QUÉBEC – Il n’y aura pas que les partisans habituels de l’Océanic de Rimouski qui applaudiront les exploits de la formation du Bas-Saint-Laurent contre les Rockets de Kelowna, lundi soir au Colisée Pepsi. Serge Beausoleil et sa troupe bénéficieront probablement des encouragements de l’équipe qui les a battus samedi après-midi.

Si l’Océanic parvient à imiter les Remparts de Québec, vendredi, et prendre la mesure des champions de la Ligue de l’Ouest, il signera une première victoire dans le tournoi, placera les Rockets dans une situation précaire et surtout, assurera aux Generals d’Oshawa une place en finale dimanche prochain.

À ce sujet, l’entraîneur-chef des Generals, D.J. Smith, a montré qu’il avait un bon sens de l’humour, lors de sa rencontre quotidienne avec les journalistes, en matinée.

«Tout à l’heure, je suis passé dans une boutique d’articles de sport et je me suis acheté un chandail aux couleurs de Rimouski!», a-t-il badiné, suscitant les rires généralisés des représentants des médias.

Après avoir arraché deux victoires par un but contre les deux formations de la LHJMQ, dont une qui a nécessité plus de 18 minutes de temps supplémentaire dimanche, les joueurs des Generals ont tous eu congé de devoir lundi. Ils avaient le loisir de se présenter à l’aréna, de prendre une marche, de partager le repas avec leurs parents, etc.

«Je leur en demande beaucoup sur une base quotidienne, et pour cette raison, je veux que mes joueurs profitent de leurs journées de congé et qu’ils ne pensent pas nécessairement au hockey, a fait remarquer Smith. Je veux qu’ils s’occupent de leurs affaires, qu’ils se détendent avec leurs parents, afin qu’ils soient prêts lorsque viendra le temps de reprendre le collier.»
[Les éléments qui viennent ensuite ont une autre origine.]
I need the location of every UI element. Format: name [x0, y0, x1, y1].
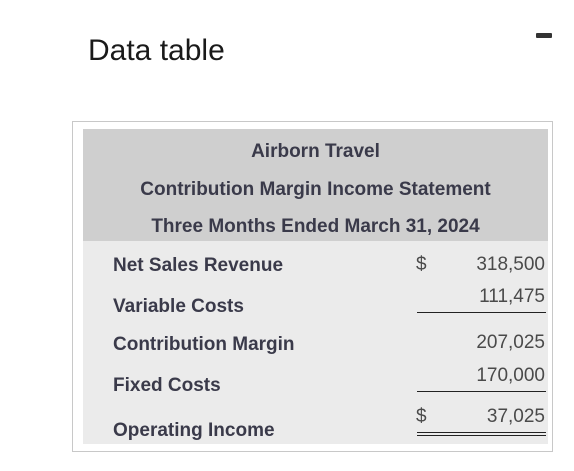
- row-amount-fixed-costs: 170,000: [476, 365, 545, 386]
- company-name: Airborn Travel: [251, 141, 380, 162]
- row-label-net-sales-revenue: Net Sales Revenue: [113, 255, 284, 276]
- row-amount-net-sales-revenue: 318,500: [476, 254, 545, 275]
- data-table-panel: Airborn Travel Contribution Margin Incom…: [72, 121, 553, 452]
- row-currency-net-sales-revenue: $: [416, 254, 427, 275]
- statement-header: Airborn Travel Contribution Margin Incom…: [83, 129, 548, 241]
- row-label-operating-income: Operating Income: [113, 420, 275, 441]
- subtotal-rule: [417, 312, 546, 313]
- statement-name: Contribution Margin Income Statement: [140, 179, 491, 200]
- minimize-icon[interactable]: [536, 33, 552, 38]
- dialog-title: Data table: [88, 34, 225, 67]
- row-currency-operating-income: $: [416, 406, 427, 427]
- row-label-variable-costs: Variable Costs: [113, 296, 244, 317]
- subtotal-rule: [417, 391, 546, 392]
- statement-period: Three Months Ended March 31, 2024: [151, 216, 480, 237]
- total-double-rule-top: [417, 432, 546, 433]
- total-double-rule-bottom: [417, 435, 546, 436]
- row-amount-contribution-margin: 207,025: [476, 332, 545, 353]
- income-statement-table: Airborn Travel Contribution Margin Incom…: [83, 129, 548, 444]
- row-label-fixed-costs: Fixed Costs: [113, 375, 221, 396]
- row-amount-operating-income: 37,025: [486, 406, 545, 427]
- row-label-contribution-margin: Contribution Margin: [113, 334, 295, 355]
- row-amount-variable-costs: 111,475: [479, 286, 545, 307]
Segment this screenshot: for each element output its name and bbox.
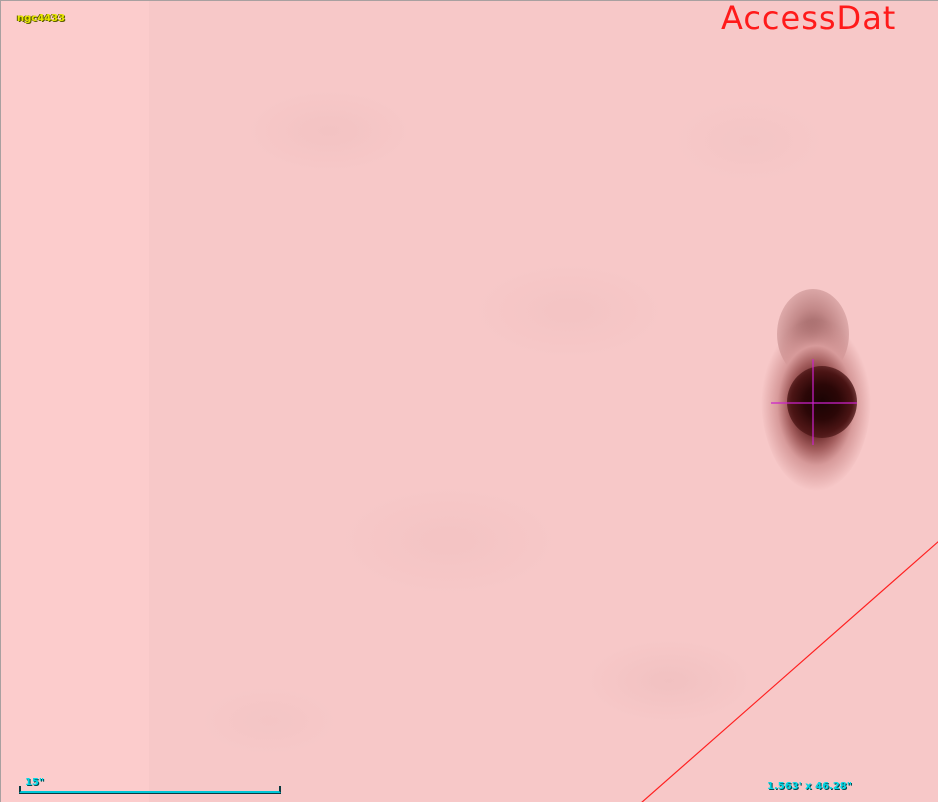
scale-bar-label: 15" (25, 777, 45, 788)
field-of-view-label: 1.563' x 46.28" (767, 781, 852, 792)
footprint-boundary-line (641, 541, 938, 802)
object-name-label: ngc4433 (17, 13, 66, 24)
scale-bar (19, 786, 281, 793)
watermark-text: AccessDat (721, 0, 897, 37)
image-edge-strip (1, 1, 149, 802)
bright-source-core (787, 366, 857, 438)
crosshair-icon[interactable] (771, 359, 857, 445)
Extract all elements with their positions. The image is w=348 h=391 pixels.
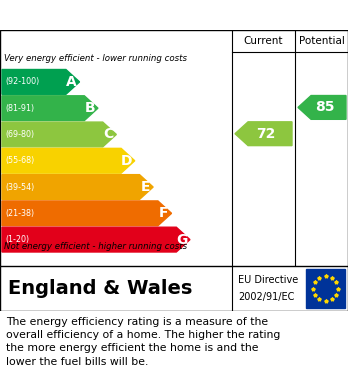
Text: Not energy efficient - higher running costs: Not energy efficient - higher running co… <box>4 242 187 251</box>
Polygon shape <box>2 96 98 120</box>
Text: (21-38): (21-38) <box>5 209 34 218</box>
Text: E: E <box>141 180 150 194</box>
Text: The energy efficiency rating is a measure of the
overall efficiency of a home. T: The energy efficiency rating is a measur… <box>6 317 280 367</box>
Text: (39-54): (39-54) <box>5 183 34 192</box>
Text: 85: 85 <box>315 100 334 115</box>
Text: C: C <box>103 127 114 142</box>
Polygon shape <box>2 70 80 94</box>
Text: 72: 72 <box>256 127 276 141</box>
Text: Energy Efficiency Rating: Energy Efficiency Rating <box>8 7 229 23</box>
Polygon shape <box>2 227 190 252</box>
Text: (55-68): (55-68) <box>5 156 34 165</box>
Text: 2002/91/EC: 2002/91/EC <box>238 292 294 301</box>
Text: Potential: Potential <box>299 36 345 46</box>
Text: B: B <box>85 101 95 115</box>
Bar <box>306 269 345 308</box>
Text: (1-20): (1-20) <box>5 235 29 244</box>
Polygon shape <box>298 95 346 119</box>
Polygon shape <box>2 122 116 147</box>
Text: (81-91): (81-91) <box>5 104 34 113</box>
Polygon shape <box>235 122 292 145</box>
Text: G: G <box>176 233 188 247</box>
Text: Current: Current <box>244 36 283 46</box>
Text: EU Directive: EU Directive <box>238 275 298 285</box>
Polygon shape <box>2 201 172 226</box>
Text: D: D <box>121 154 133 168</box>
Text: (69-80): (69-80) <box>5 130 34 139</box>
Text: F: F <box>159 206 168 220</box>
Text: A: A <box>66 75 77 89</box>
Text: Very energy efficient - lower running costs: Very energy efficient - lower running co… <box>4 54 187 63</box>
Polygon shape <box>2 148 135 173</box>
Polygon shape <box>2 175 153 199</box>
Text: England & Wales: England & Wales <box>8 279 192 298</box>
Text: (92-100): (92-100) <box>5 77 39 86</box>
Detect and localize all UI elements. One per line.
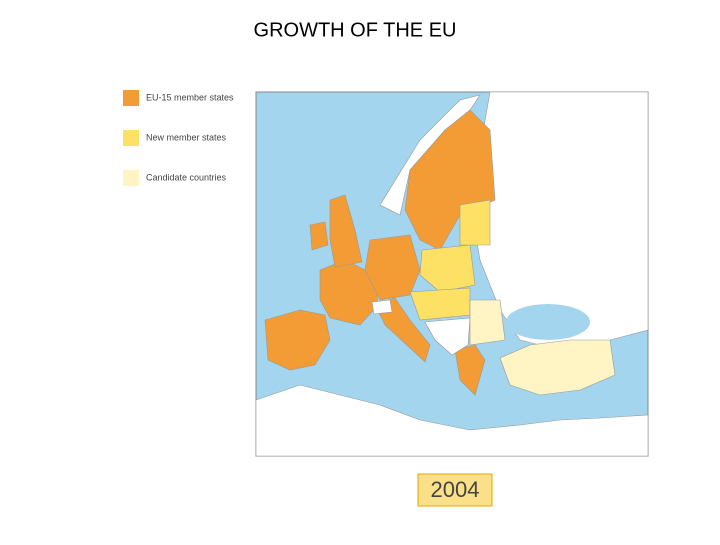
britain [329, 194, 363, 268]
central-europe [409, 287, 471, 321]
legend-label: Candidate countries [146, 172, 227, 182]
iberia [264, 309, 331, 371]
baltics [459, 199, 491, 246]
balkans [424, 317, 471, 356]
poland [419, 244, 476, 293]
legend-swatch [123, 90, 139, 106]
germany [364, 234, 421, 301]
romania-bulgaria [469, 299, 506, 346]
greece [454, 344, 486, 396]
title: GROWTH OF THE EU [254, 19, 457, 41]
legend: EU-15 member states New member states Cand… [123, 90, 234, 186]
year: 2004 [431, 477, 480, 502]
italy [374, 297, 431, 363]
africa [255, 384, 649, 457]
ireland [309, 221, 329, 251]
legend-label: New member states [146, 132, 227, 142]
legend-swatch [123, 130, 139, 146]
map [255, 91, 649, 457]
switzerland [371, 299, 393, 315]
year-box [417, 473, 493, 507]
black-sea [506, 304, 590, 340]
legend-swatch [123, 170, 139, 186]
legend-label: EU-15 member states [146, 92, 234, 102]
turkey [499, 339, 616, 396]
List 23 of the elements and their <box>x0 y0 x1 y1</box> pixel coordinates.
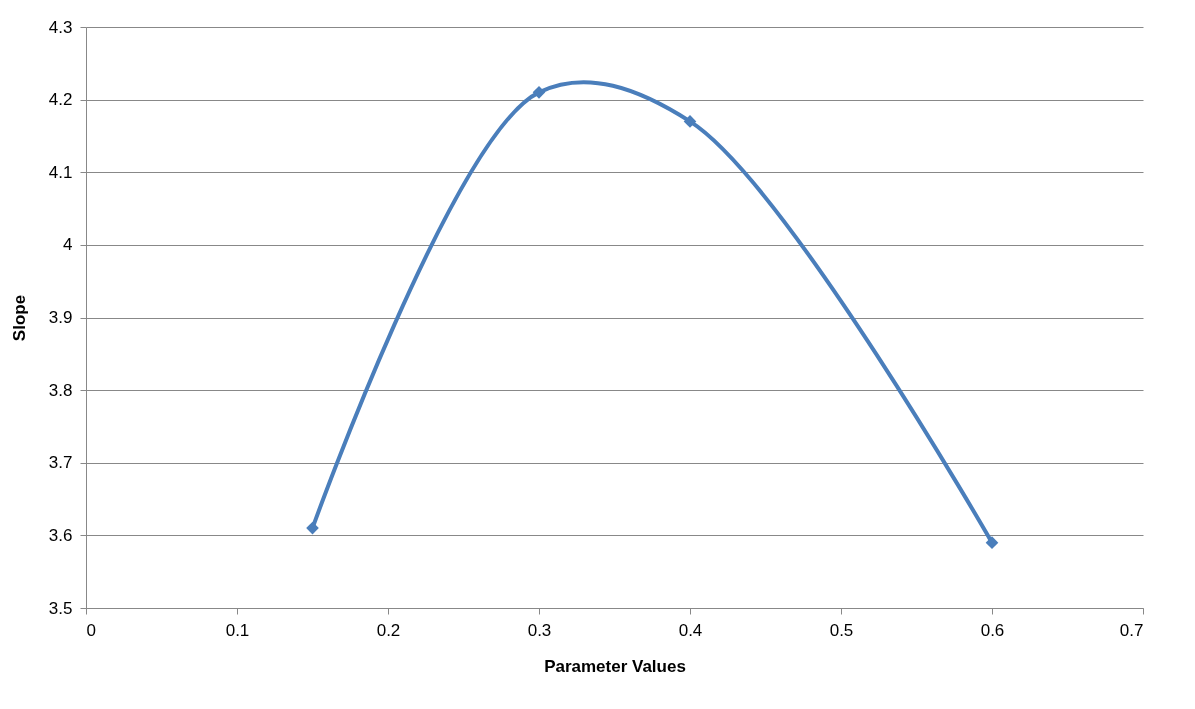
y-tick-label: 3.7 <box>48 453 73 473</box>
y-tick-label: 4.2 <box>48 90 73 110</box>
point <box>985 536 999 549</box>
point <box>306 521 319 535</box>
x-tick-label: 0 <box>86 620 96 640</box>
x-tick-label: 0.7 <box>1119 620 1144 640</box>
x-axis-title: Parameter Values <box>544 656 686 676</box>
x-tick-label: 0.1 <box>225 620 250 640</box>
y-tick-label: 4 <box>63 235 73 255</box>
y-axis-title: Slope <box>9 294 29 342</box>
point <box>532 86 546 99</box>
x-tick-label: 0.3 <box>527 620 552 640</box>
y-tick-label: 4.3 <box>48 17 73 37</box>
y-tick-label: 4.1 <box>48 162 73 182</box>
x-tick-label: 0.4 <box>678 620 703 640</box>
x-tick-label: 0.5 <box>829 620 854 640</box>
point <box>683 115 697 128</box>
x-tick-label: 0.6 <box>980 620 1005 640</box>
y-tick-label: 3.5 <box>48 598 73 618</box>
x-tick-label: 0.2 <box>376 620 401 640</box>
y-tick-label: 3.6 <box>48 525 73 545</box>
y-tick-label: 3.9 <box>48 308 73 327</box>
y-tick-label: 3.8 <box>48 380 73 400</box>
Pendant que les Generals profiteront d’une soirée de répit, lundi, l’Océanic tentera de rejoindre les Remparts au deuxième rang du classement général du volet préliminaire.

Beausoleil sait très bien ce que ses joueurs auront à faire face à une formation qui n’a pas certainement pas joué à la hauteur de ses habiletés en ouverture de tournoi, vendredi.

«Nous allons devoir nous préoccuper de (Leon) Draisaitl. Ce n’est un secret pour personne. Mais nous avons aussi plusieurs joueurs qui excellent sans la rondelle, et face à une formation talentueuse comme la leur, il nous faudra jouer de façon responsable sans la rondelle. Nous en avons discuté entre nous et nous allons nous concentrer sur cet aspect», a précisé l’entraîneur-chef de l’Océanic.

C’est Louis-Philip Guindon qui aura le mandat de stopper la vedette des Rockets et ses coéquipiers. Il en sera à sa première sortie depuis le sixième match de la finale contre les Remparts, il y a huit jours. Il avait concédé trois buts en seulement 11 tirs avant de céder sa place à Philippe Desrosiers tôt en deuxième période.

«Je me sens excité. Tous les joueurs juniors rêvent de participer à ce tournoi. Je vais sauter sur la patinoire et accomplir ce que je fais de mieux, c’est-à-dire stopper des rondelles», a mentionné Guindon, qui a été informé samedi.

Sans subir automatiquement l’élimination, la formation qui s’inclinera lundi soir se compliquera l’existence. Elle aura besoin d’une victoire lors de sa sortie finale du volet préliminaire pour prendre part au match de bris d’égalité, jeudi. Malgré cet enjeu, Guindon dit ne pas ressentir de pression.

«La pression, c’est psychologique. Je ne considère pas qu’on a de la pression. On va sauter sur la glace et s’amuser comme l’Océanic de Rimouski sait faire, et on va jouer au hockey.»